Per il concerto conclusivo, il duo composto da Silvia Chiesa al violoncello e Maurizio Baglini al pianoforte, è riuscito a far trattenere il respiro alla platea, rapita dalla bravura e attenta a cogliere le diverse sfumature ed aspetti dei pezzi eseguiti. Collocato a metà programma il brano di Fano, doverosamente presente ad ogni esecuzione, il duo ha iniziato con “Drei Phantasiestucke” op.73 di Robert Schumann (1810-1856). Composti nel 1849, in un momento felice e produttivo, per clarinetto e pianoforte, si possono eseguire, a ottave diverse, anche con violino e violoncello. Scritti in forma di Lied (ABA) sono intensamente lirici, si eseguono senza interruzione e accelerano progressivamente il tempo e la tensione. La lunga “sonata in re minore” (1898) di Fano, dedicata a Martucci, vinse il primo premio nel concorso di composizione del 1898, indetto dalla Società del Quartetto di Milano, che nella seconda metà dell’800 incentivava la produzione cameristica italiana. Pur essendo un’opera di esordio, il brano, strutturato in quattro movimenti, mostra una maturità strumentale sorprendente, come ha ben sottolineato nel programma di sala Vitale Fano, direttore artistico dell’Archivio e nipote del compositore. Particolarmente impetuoso e trascinante, il finale “Allegro appassionato” ha dato modo a Silvia Chiesa di mettere in evidenza le proprie qualità tecniche ed espressive e una personalità che hanno provocato una serie di elogi da parte della critica internazionale.

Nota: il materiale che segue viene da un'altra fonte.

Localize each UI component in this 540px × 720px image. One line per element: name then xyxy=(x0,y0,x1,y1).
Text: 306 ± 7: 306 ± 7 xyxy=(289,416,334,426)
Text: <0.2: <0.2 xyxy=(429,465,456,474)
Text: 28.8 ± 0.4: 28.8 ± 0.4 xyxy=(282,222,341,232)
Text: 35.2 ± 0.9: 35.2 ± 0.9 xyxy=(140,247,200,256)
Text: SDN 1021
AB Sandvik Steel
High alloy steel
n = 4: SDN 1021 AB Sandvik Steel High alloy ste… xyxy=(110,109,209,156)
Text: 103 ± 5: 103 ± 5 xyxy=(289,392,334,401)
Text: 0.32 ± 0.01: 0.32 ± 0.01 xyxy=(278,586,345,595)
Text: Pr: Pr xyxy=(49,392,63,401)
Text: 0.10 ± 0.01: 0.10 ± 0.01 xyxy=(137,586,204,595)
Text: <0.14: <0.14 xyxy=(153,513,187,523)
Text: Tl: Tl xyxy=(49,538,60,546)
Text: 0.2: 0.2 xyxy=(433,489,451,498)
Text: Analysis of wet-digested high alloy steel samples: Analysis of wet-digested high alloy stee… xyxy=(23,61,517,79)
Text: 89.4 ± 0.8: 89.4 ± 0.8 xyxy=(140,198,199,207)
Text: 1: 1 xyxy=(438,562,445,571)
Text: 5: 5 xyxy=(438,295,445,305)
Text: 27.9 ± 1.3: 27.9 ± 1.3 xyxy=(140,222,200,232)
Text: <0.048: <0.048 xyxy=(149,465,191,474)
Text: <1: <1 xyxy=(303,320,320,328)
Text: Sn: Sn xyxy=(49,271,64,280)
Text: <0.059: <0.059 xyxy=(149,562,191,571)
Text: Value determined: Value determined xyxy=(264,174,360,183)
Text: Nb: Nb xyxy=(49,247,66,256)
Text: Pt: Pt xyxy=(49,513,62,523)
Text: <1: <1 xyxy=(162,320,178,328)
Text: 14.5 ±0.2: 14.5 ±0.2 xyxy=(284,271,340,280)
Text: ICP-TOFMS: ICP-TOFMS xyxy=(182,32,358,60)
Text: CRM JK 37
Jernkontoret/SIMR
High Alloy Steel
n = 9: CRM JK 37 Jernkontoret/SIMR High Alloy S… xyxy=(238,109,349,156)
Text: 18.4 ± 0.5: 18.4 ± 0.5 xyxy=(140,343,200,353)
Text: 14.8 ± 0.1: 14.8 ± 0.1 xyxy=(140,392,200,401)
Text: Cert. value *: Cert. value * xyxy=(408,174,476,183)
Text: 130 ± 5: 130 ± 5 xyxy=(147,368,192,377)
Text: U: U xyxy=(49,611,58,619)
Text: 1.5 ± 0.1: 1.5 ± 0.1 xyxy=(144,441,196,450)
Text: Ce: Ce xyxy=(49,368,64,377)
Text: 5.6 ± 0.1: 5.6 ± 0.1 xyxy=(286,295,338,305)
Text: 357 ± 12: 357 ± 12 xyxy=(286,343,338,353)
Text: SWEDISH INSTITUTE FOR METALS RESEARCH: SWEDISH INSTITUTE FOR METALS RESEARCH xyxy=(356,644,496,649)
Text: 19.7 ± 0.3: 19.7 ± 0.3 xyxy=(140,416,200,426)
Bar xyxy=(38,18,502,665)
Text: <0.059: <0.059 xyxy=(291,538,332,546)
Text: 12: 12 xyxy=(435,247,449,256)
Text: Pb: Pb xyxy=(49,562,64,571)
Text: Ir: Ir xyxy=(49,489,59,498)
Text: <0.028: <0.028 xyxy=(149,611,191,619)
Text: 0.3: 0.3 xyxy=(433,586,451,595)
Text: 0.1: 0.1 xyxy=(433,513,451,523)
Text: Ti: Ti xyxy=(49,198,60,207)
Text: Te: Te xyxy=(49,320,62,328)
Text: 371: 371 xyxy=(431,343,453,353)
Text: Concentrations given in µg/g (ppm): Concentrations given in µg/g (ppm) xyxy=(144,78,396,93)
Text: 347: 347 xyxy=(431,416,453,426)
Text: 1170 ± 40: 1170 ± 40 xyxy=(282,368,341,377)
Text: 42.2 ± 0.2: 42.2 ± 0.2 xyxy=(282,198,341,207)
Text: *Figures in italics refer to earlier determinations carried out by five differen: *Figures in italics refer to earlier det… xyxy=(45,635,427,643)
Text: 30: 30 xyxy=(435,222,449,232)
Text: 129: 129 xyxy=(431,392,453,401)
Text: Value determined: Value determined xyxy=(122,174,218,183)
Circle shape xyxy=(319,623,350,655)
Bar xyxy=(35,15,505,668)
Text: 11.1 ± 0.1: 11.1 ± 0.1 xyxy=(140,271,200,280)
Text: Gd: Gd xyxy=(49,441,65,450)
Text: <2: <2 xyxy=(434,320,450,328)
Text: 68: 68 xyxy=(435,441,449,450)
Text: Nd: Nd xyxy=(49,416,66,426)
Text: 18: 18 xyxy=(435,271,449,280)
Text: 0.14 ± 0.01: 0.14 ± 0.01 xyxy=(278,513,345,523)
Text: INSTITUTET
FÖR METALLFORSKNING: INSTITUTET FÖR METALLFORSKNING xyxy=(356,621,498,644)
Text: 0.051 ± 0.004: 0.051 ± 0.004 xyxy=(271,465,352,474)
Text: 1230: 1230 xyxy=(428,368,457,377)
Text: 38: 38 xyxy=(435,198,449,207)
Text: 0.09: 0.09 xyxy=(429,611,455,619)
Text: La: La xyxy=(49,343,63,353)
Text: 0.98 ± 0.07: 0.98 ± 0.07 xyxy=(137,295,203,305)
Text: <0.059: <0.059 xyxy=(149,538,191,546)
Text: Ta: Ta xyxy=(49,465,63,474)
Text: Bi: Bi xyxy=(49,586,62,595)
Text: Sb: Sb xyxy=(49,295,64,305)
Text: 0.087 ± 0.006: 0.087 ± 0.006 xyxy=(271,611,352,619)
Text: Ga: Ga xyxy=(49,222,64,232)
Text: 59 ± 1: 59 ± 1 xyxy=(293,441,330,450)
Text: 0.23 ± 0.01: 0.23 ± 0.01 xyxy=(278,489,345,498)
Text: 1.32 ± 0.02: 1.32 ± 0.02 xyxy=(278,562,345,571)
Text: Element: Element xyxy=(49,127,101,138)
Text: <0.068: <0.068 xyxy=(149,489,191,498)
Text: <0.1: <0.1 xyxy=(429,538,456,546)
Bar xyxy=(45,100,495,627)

Dopo una breve pausa, il duo è ritornato sul palco per interpretare l’immensa “Sonata in sol minore op.19” (1901) di Sergej Rachmaninov (1873-1943). Pur non essendo tra le composizioni più eseguite di Rachmaninov, la Sonata è abbastanza indicativa, come scrisse Ennio Melchiorre, per capirne la personalità, anche se risale al suo periodo giovanile. Baglini e la Chiesa hanno dimostrato il loro affiatamento – sono insieme dal 2005 – in grado di risolvere con eleganza anche i momenti più insidiosi. “La novità importante – come scrive Maurizio Baglini nel presentare il recente CD “Rachmaninov. Complete Works for Cello and Piano” (Decca) – riguarda la funzione drammaturgica del violoncello. Rachmaninov lo utilizza pensando ad un possibile confronto con l’orchestra, «quasi come se un solo strumento ad arco potesse sostituire la massa orchestrale tipica dei quattro concerti per pianoforte». E conclude la sua analisi con questa riflessione: «la genialità di Rachmaninov è dunque questa, riuscire ad affermare una nuova individualità di scrittura, pur utilizzando un lessico ed una sintassi musicale già consolidati».
Applausi a non finire, inducono i musicisti a rientrare dalla quinte per proporre “Vocalise”, forse il pezzo più famoso, tratto da “Fogli d’album”, sempre di Rachmaninov. Una melodia delicata, romantica, dal tono malinconico, forse un po’ strappalacrime, che suscita un’immediata emozione in chi la ascolta. Gli applausi continuano. E allora c’è tempo per un ultimo bis, “Berceuse” di Robert Schumann (1810-1856). Al ritmo di una ninna nanna, è probabilmente il pezzo più intenso concepito dall’autore per violoncello e pianoforte.